Photo: Tanjug/Zoran Zestic

The Association of Prisoners in Jasenovac, the Association of Victims of the Second World War and SUBNOR have proposed to the Serbian National Assembly a resolution on the genocide committed in the NDH (Independent State of Croatia) against Serbs, Jews and Roma (1941-1945), and to declare April 28 a day of remembrance of Serb victims killed during the last century.

They linked their proposal to the 80th anniversary of the Nazi bombing of Belgrade in 1941, and the beginning of the Ustasha (NDH regime's forces) pogrom on April 28, 1941, that started with a massacre in Gudovac near Bjelovar, Croatia.

"This idea is 75 years old, but during Tito's time it was out of the question, and after him, there was no political will to do it," says Gojko Roncevic Mraovic from the Association of Prisoners of Jasenovac, who was himself as a child imprisoned in the Jastrebarsko camp (a part of the Jasenovac complex of extermination camps), located between Zagreb and Karlovac.

"In 2016, we collected 54,000 signatures in favor of that resolution, but it was not adopted. Now we have found interlocutors in power and we believe that the proposal will pass, and we are supported by the World Jewish Congress, SANU (Serbian Academy of Sciences and Arts) and veterans' organizations," says Roncevic, adding that it is still unknown how many Serbs, Roma and Jews were killed in the NDH, just as the exact number of Jasenovac victims is unknown.

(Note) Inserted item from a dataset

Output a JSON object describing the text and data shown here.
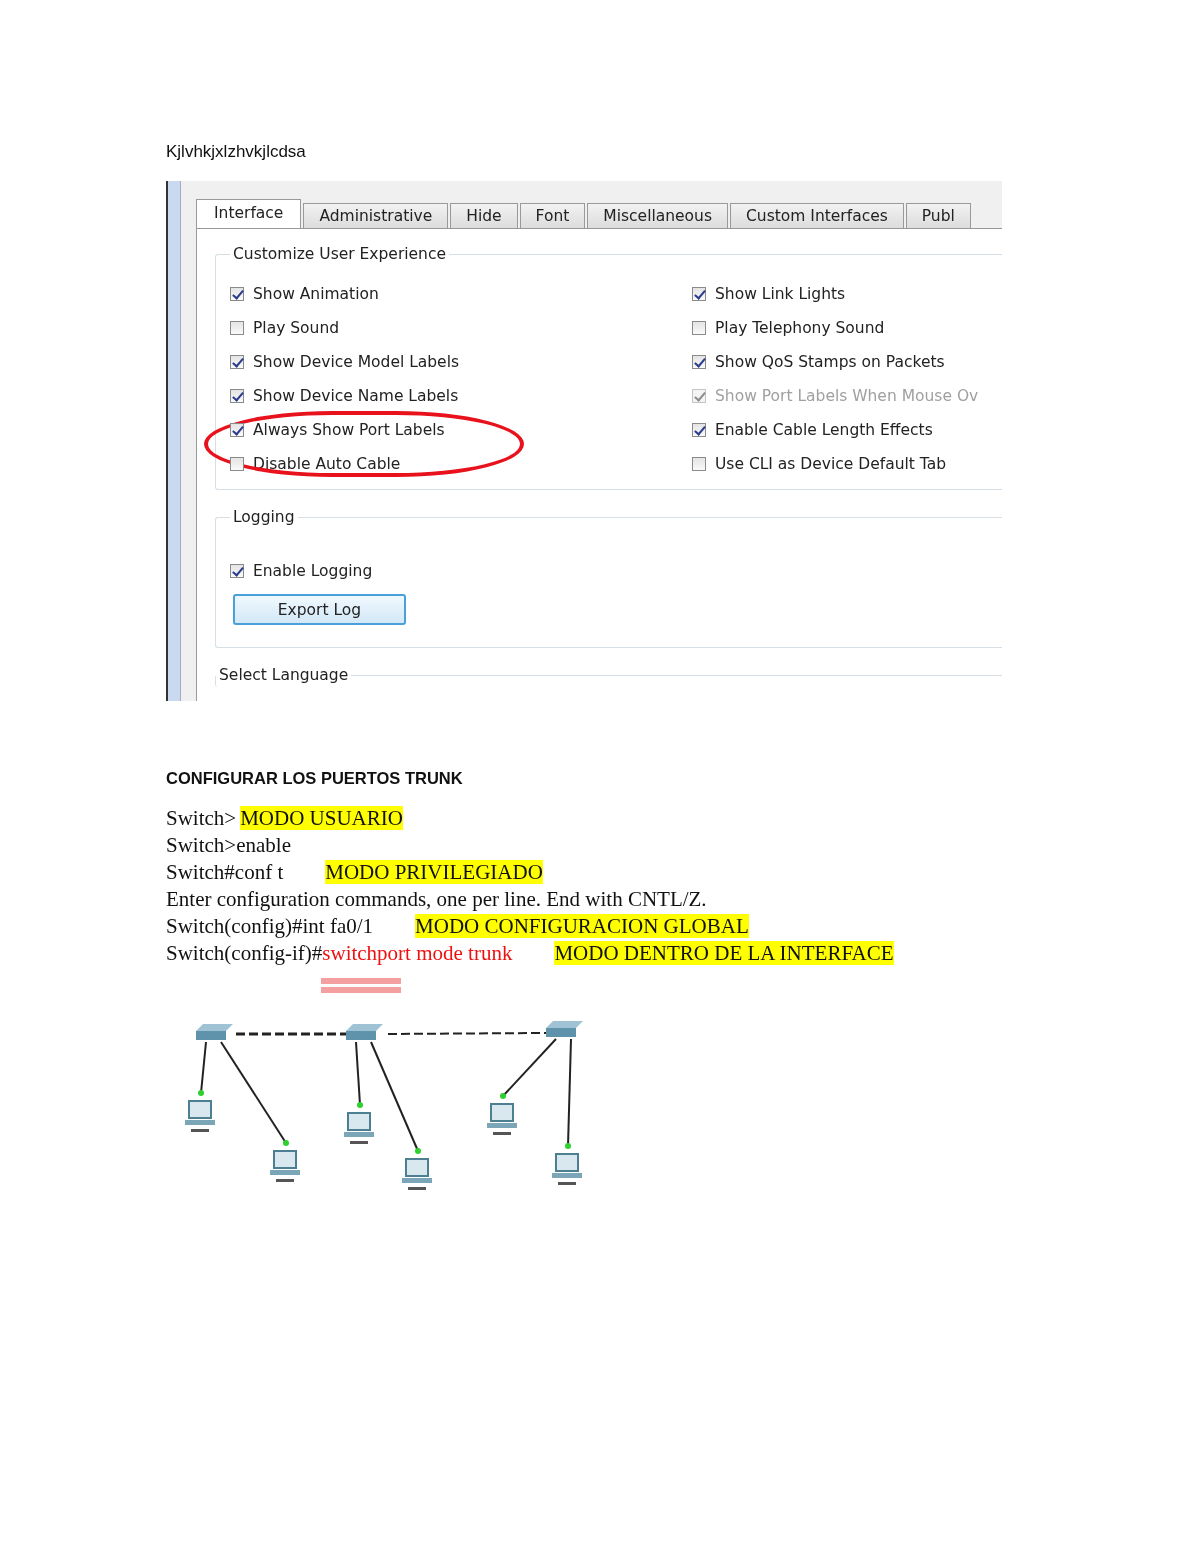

He explains that the capacity of the Jasenovac camp was 5,000-6,000 prisoners, and that it would happen that as many would arrived in a single convoy, of which many would get killed before they entered the camp. Many of them, he says, were thrown from the Branik platform into the Sava River, so the corpses would wash up in Zemun and the Great War Island, in Belgrade.

The draft resolution states that its goal is to permanently preserve the memory about the Ustasha genocide, as well as facing the past and distancing from the crimes, which will contribute to good neighborly relations and peaceful coexistence of future generations. Special emphasis is put on the genocide committed against children in the Independent State of Croatia, which was the only country to have death camps for children.

As it is stated, 19,432 chldren were killed in Jasenovac alone, out of the total of 71,560 children killed in the Independent State of Croatia. The Ustasha genocide, it is stated, was accompanied by 84 massacres, 2,643 local crimes, 47 Ustasha camps, 84 karst pits into which people were thrown while still alive. The idea of ​​those proposing the resolution is that "the Ustasha ideology and the Holocaust should enter the collective memory of humanity as a warning not to repeat such crimes." The use of Ustasha symbols and greetings, such as, "For home ready" ("Za dom spremni") is also condemned in the draft.

Gojko Roncevic was born in Kordun, and spent three months in Jastrebarsko. 30 members of his family were killed.

He also survived "reeducation"

According to Roncevic, the Ustashas imprisoned children aged 1 to 14 in the Jastrebarsko camp. Due to illness, hunger and abuse, 10 to 12 children would die every day. He survived because, as a 7-year-old, they put on an Ustasha uniform on him, preparing him for "reeducation."